Le commerce international est cadré par les conventions internationales (les traités internationaux) par les usages internationaux (La Lex Mercatoria) et par le droit national (Lex Fori).

Il y a deux procédés : les conventions de superpositions et les conventions d’intégration. Les conventions de superpositions ne régissent que les relations internationales, les relations nationales restant quant à elles sous l’emprise du droit national.

La convention de Bernes (1890-1961) sur les transports ferroviaires, la convention de Varsovie (1973-1939) sur les transports routiers, les conventions d’intégration s’appliquent en revanche dans tous les rapports internationaux comme nationaux. Les conventions de Genève 1930 sur les effets de commerce. La convention de Vienne du 11 avril 1980 sur la vente internationales des marchandises est applicable depuis 1988. Les travaux avaient commencés en 1925 avec le projet Unidroit. Au niveau européen, l’essai réussi de la communauté européenne du charbon et de l’acier (CECA 18 avril 1951 a préparé l’avènement du traité de Rome (25 mars 1957) qui comporte deux volets : L’Union Douanière et la politique agricole commune. L’acte unique entré en vigueur en 1987 après le marché unique grâce à 279 directives. Le traité de Maastrich du 7 février 1992 a créé l’Union Economique et Monétaire qui a été approfondie par les traités d’Amsterdam (97) et Nice (2000).

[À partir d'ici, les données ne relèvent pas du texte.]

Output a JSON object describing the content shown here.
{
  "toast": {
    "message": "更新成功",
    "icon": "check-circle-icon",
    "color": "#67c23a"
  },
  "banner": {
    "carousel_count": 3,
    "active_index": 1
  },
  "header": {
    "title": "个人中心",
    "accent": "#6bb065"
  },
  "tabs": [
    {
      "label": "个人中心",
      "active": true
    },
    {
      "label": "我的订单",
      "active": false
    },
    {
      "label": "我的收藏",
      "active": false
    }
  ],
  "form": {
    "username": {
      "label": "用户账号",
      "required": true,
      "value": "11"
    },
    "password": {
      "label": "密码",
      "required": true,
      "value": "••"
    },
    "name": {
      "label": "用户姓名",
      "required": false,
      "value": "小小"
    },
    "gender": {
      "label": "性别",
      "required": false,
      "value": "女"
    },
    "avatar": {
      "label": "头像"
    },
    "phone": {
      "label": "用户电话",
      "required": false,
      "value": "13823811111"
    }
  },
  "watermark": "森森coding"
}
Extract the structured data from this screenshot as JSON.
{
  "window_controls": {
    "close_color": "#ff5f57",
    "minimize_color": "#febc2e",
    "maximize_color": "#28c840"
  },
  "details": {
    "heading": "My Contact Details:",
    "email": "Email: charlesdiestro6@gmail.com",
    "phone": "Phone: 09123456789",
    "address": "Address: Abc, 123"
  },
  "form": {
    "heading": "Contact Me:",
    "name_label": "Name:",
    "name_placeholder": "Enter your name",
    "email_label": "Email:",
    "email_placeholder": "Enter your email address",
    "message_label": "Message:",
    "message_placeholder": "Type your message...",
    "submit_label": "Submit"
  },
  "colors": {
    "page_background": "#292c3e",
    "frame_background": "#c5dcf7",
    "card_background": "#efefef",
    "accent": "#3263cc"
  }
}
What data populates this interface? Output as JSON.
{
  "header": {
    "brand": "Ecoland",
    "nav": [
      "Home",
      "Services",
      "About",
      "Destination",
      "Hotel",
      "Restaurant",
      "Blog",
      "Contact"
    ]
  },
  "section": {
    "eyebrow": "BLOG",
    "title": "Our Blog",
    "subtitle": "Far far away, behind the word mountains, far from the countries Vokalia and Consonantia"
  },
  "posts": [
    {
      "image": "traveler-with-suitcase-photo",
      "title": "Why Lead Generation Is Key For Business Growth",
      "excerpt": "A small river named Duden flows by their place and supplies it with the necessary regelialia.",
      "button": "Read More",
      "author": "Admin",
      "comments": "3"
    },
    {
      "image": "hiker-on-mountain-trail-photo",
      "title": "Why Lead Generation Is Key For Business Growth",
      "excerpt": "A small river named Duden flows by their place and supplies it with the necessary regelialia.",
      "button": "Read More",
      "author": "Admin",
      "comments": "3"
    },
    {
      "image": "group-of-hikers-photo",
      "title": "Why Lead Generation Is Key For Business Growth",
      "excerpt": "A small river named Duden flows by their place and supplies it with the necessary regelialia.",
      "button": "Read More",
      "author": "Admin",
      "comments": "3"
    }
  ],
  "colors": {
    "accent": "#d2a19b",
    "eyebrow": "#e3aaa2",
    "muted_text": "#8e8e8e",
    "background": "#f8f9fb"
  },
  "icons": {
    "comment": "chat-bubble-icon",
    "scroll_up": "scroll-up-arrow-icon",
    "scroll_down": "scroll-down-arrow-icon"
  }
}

La cour européenne de justice (ex CJCE) élabore sa jurisprudence dans cinq directions qui ont fait l’objet d’autant de flèches :

-       La mise à l’écart des règles nationales contraires

-       Substitution des normes communautaires aux normes nationales

-       Détermination des changements législatifs et réglementaires

-       L’obstacle aux règles nationales inférieures

-       Les rêves nationales doivent être interprétés dans un sens favorable au droit communautaire.

c.     Les usages et les coutumes

Les sources non écrites occupent une place importante en droit commerciale. A la différence des lois et des règlements dont les professionnels jugent la construction trop lente, les usages et coutumes présentent l’avantage d’être l’œuvre des professionnels du commerce et de fixer judicieusement les pratiques commerciales.

Les usages sont les pratiques commerciales régulièrement suivies et considérées comme normales dans un milieu déterminé. (Les ports, les bourses de commerces et également les marchés d’intérêt national). Ils naissent de la répétition fréquente des mêmes actes juridiques.

Au Havre l’acceptation par les acheteurs du bulletin émanent du courtier spécifiant les conditions du contrat vaut les conclusions de celui-ci ; à Rouen c’est le début du transport. Leur validité reposant sur un consentement mutuel des parties, il se forme selon un processus conventionnel spontané et collectif au sein d’une localité ou d’une profession et font corps avec les contrats commerciaux.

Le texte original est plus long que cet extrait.